Voilà le genre de commentaires qu’il est facile de tenir en campagne électorale. Trop facile.

Il faut dire que cette année, en particulier, on pouvait craindre le pire. La CAQ domine tellement dans les sondages que les élections semblent jouées d’avance. Au déclenchement de la campagne, le premier ministre sortant François Legault donnait l’impression de vouloir fuir les entrevues et d’adopter la stratégie de l’huître, bien caché dans sa coquille.

Bref, ça s’annonçait plate, plate, plate.

Et puis ?

Ça a effectivement mal commencé.
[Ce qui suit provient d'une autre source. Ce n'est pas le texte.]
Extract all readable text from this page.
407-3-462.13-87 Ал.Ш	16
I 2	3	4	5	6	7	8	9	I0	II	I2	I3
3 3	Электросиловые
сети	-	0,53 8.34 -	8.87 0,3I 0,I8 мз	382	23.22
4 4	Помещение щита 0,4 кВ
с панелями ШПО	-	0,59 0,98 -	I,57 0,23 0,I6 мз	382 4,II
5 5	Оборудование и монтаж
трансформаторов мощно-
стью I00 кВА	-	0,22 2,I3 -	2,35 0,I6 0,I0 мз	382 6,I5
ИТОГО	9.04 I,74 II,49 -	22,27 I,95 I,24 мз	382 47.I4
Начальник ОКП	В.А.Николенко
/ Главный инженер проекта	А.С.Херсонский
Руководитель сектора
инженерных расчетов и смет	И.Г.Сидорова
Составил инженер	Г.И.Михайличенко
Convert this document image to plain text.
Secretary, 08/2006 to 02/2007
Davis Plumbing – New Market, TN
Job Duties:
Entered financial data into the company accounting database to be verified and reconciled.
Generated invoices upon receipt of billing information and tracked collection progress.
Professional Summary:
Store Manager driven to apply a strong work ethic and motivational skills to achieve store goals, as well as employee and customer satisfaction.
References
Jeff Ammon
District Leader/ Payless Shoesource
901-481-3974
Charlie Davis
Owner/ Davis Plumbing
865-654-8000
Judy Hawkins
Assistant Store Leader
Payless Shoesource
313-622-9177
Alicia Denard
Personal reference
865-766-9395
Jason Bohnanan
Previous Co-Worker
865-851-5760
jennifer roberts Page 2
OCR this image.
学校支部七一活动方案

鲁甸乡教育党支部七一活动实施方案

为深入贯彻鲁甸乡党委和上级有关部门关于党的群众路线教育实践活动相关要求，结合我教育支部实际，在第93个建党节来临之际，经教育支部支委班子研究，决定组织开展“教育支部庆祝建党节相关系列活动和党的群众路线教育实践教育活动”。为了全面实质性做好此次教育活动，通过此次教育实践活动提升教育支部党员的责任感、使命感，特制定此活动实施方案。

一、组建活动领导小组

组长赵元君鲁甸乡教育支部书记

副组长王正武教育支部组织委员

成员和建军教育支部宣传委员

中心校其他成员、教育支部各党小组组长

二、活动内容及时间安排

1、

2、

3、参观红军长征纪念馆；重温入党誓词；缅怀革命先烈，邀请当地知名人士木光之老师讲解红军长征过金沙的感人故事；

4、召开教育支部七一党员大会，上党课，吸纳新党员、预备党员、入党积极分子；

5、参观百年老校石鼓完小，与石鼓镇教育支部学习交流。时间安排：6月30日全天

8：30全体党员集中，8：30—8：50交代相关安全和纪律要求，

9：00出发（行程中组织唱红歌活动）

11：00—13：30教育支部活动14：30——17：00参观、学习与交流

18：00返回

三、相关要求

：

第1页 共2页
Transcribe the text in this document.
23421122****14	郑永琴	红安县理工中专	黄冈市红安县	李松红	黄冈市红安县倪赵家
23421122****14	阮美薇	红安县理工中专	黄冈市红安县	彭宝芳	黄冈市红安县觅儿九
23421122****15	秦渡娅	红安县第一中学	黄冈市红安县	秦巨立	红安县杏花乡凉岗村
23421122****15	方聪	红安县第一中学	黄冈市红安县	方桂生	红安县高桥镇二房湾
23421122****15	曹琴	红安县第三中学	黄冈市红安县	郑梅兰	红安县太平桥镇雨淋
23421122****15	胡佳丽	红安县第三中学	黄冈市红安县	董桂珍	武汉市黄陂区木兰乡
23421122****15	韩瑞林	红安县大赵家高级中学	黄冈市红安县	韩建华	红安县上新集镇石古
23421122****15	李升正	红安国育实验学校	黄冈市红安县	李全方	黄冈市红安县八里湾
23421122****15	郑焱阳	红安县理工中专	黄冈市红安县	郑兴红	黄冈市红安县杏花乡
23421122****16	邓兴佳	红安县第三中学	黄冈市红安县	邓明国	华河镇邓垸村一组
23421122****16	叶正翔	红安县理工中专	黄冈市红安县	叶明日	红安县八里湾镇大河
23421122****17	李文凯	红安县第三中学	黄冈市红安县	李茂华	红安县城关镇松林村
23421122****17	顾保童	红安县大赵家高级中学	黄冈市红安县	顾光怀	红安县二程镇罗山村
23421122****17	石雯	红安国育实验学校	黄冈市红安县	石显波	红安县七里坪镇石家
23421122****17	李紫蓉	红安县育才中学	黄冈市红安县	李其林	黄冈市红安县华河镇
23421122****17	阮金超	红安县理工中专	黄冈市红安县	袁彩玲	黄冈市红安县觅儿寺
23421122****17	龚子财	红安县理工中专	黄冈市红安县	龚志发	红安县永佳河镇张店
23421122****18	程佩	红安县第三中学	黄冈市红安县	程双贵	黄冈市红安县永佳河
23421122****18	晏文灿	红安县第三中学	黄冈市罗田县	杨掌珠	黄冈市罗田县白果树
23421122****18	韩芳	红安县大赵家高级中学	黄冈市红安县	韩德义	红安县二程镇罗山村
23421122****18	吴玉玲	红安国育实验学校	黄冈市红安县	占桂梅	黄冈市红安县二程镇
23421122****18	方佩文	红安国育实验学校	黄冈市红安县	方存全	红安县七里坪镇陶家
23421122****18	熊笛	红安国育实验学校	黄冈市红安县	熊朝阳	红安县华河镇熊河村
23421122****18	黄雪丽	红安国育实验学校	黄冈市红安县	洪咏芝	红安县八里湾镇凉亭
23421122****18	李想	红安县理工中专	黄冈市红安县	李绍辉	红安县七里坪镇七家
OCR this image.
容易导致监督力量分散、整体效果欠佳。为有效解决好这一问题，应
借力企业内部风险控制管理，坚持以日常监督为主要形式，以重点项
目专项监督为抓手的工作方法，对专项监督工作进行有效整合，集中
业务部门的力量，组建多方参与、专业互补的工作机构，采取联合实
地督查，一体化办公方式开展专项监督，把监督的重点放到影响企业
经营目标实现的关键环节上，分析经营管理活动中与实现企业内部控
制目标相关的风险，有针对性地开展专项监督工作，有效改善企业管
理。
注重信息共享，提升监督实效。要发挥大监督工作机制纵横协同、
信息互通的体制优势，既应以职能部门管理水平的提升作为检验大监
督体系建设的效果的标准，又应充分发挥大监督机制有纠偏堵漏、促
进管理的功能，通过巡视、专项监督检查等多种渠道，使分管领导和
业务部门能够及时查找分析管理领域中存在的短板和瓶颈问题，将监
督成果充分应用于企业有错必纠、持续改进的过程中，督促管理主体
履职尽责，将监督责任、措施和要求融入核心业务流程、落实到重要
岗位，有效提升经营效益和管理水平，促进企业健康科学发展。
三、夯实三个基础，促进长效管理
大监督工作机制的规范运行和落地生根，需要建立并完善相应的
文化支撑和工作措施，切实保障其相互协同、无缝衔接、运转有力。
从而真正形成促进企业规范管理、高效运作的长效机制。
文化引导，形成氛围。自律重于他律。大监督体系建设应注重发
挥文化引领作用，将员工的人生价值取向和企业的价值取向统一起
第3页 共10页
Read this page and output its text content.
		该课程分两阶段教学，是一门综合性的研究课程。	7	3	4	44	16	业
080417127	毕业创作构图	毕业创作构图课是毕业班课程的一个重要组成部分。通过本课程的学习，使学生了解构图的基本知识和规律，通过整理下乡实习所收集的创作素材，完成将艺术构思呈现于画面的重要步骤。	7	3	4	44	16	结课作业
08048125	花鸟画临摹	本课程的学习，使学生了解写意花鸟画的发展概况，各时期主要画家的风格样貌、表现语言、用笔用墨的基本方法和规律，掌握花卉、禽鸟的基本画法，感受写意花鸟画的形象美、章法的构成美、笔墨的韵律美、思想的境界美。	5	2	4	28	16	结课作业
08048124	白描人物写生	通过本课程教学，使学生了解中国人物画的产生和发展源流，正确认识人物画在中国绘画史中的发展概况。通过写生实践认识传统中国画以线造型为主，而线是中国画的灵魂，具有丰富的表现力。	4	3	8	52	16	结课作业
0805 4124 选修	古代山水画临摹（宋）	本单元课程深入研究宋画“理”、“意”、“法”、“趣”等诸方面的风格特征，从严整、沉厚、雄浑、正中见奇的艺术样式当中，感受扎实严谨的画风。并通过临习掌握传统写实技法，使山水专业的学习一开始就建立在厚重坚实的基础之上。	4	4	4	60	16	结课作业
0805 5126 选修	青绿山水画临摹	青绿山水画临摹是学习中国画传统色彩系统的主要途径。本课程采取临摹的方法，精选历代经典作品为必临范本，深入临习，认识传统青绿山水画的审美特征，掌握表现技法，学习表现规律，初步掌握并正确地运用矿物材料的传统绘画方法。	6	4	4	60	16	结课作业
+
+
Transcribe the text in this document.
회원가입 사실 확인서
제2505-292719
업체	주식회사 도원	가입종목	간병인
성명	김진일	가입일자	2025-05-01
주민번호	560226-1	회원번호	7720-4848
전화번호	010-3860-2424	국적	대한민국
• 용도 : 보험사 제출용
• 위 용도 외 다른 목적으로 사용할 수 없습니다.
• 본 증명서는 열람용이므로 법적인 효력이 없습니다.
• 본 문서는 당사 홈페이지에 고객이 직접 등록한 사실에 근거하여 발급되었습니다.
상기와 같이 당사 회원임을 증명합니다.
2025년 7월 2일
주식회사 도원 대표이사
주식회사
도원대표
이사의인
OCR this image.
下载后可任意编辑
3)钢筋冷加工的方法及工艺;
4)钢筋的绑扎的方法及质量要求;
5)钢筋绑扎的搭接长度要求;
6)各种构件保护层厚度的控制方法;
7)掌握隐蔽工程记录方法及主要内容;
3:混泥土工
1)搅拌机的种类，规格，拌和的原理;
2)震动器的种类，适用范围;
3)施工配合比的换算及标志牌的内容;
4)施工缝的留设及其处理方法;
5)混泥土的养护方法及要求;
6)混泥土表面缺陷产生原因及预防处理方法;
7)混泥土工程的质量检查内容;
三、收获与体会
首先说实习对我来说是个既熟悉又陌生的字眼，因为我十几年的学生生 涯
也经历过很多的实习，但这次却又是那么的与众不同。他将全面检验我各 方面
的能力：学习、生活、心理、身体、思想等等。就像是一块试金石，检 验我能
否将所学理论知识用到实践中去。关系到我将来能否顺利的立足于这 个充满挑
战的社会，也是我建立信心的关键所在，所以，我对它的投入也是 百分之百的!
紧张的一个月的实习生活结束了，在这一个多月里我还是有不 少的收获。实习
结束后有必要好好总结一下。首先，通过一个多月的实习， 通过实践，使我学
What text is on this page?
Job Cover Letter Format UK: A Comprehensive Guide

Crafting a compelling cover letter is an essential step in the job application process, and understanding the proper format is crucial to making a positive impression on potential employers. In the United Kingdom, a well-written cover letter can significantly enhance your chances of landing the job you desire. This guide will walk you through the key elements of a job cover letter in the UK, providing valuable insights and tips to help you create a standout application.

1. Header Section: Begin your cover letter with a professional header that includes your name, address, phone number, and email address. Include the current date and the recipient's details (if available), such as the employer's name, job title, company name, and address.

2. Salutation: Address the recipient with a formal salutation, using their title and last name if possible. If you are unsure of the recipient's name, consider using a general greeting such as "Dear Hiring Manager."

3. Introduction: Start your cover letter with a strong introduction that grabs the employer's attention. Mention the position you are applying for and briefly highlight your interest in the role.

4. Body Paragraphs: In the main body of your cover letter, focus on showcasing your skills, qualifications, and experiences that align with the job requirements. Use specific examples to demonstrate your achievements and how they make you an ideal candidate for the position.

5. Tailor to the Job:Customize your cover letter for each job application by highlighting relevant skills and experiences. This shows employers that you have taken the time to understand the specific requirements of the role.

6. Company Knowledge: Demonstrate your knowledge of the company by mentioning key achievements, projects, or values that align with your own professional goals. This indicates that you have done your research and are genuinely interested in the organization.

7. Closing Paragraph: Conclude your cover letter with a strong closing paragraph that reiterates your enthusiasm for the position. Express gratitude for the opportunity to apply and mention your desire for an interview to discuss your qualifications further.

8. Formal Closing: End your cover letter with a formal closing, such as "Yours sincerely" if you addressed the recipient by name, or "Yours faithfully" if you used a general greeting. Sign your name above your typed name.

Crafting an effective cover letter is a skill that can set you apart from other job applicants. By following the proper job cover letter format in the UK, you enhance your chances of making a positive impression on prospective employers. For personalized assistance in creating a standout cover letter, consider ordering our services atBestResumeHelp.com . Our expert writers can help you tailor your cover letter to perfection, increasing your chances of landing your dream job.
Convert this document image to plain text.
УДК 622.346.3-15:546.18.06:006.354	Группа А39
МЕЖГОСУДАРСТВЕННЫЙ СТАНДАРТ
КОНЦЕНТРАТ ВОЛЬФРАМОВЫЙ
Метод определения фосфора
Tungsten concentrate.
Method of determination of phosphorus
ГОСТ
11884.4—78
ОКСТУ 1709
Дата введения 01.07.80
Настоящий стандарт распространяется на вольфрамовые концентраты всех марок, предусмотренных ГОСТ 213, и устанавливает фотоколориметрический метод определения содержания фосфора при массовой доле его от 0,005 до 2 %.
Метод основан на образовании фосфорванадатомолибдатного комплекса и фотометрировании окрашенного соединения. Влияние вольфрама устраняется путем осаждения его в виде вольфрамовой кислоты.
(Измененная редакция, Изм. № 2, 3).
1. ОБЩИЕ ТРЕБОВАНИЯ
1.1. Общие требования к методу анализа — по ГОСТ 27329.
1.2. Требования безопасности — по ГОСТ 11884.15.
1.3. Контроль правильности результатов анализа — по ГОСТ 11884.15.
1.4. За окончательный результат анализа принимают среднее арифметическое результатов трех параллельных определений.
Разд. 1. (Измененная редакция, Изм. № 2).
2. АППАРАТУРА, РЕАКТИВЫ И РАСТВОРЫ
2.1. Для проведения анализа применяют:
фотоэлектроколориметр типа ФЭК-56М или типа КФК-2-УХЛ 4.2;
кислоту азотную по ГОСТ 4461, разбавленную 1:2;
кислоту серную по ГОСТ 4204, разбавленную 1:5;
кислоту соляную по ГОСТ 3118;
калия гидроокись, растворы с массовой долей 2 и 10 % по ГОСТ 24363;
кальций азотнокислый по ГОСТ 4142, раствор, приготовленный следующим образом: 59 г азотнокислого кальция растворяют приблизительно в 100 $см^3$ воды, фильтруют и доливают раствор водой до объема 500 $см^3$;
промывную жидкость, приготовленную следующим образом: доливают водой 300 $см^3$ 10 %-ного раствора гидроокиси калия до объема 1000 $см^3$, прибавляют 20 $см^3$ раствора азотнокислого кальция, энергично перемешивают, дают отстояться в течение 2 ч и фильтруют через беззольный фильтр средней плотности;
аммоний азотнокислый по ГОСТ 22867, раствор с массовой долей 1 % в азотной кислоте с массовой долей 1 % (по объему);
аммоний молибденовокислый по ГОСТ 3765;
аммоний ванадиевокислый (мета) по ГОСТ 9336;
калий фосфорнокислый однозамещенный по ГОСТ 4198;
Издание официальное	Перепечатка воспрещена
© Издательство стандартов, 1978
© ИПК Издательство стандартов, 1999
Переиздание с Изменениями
La controverse entourant l’expression « cette madame » utilisée par M. Legault pour désigner Dominique Anglade n’augurait rien de très prometteur pour nos grands débats de société.

La Coalition avenir Québec, le Parti libéral, le Parti conservateur et Québec solidaire ont ensuite tous fait miroiter des bonbons sous forme de baisses d’impôt ou de taxes. Cela a laissé la désagréable impression que les chefs comptaient s’adresser au portefeuille des électeurs plutôt qu’à leur intelligence. Seul le Parti québécois a résisté à la tentation.

On peut comprendre ceux qui ont changé de poste. Mais depuis, ils ratent une bonne joute. Nous les incitons à se rebrancher. Parce que des propositions intéressantes sont bel et bien sur la table pendant cette campagne.

Il faut aussi être de mauvaise foi pour prétendre que tous les partis proposent les mêmes solutions et entretiennent la même vision du Québec. Au contraire !

Pour la première fois depuis 1976, cinq partis peuvent espérer faire élire des députés dans la province. Cette fragmentation a certes des effets pervers. Les sondeurs prédisent que la CAQ pourrait rafler une forte majorité de sièges avec une minorité de votes. Une telle distorsion est choquante, sachant que François Legault a renié sa promesse de réformer le mode de scrutin.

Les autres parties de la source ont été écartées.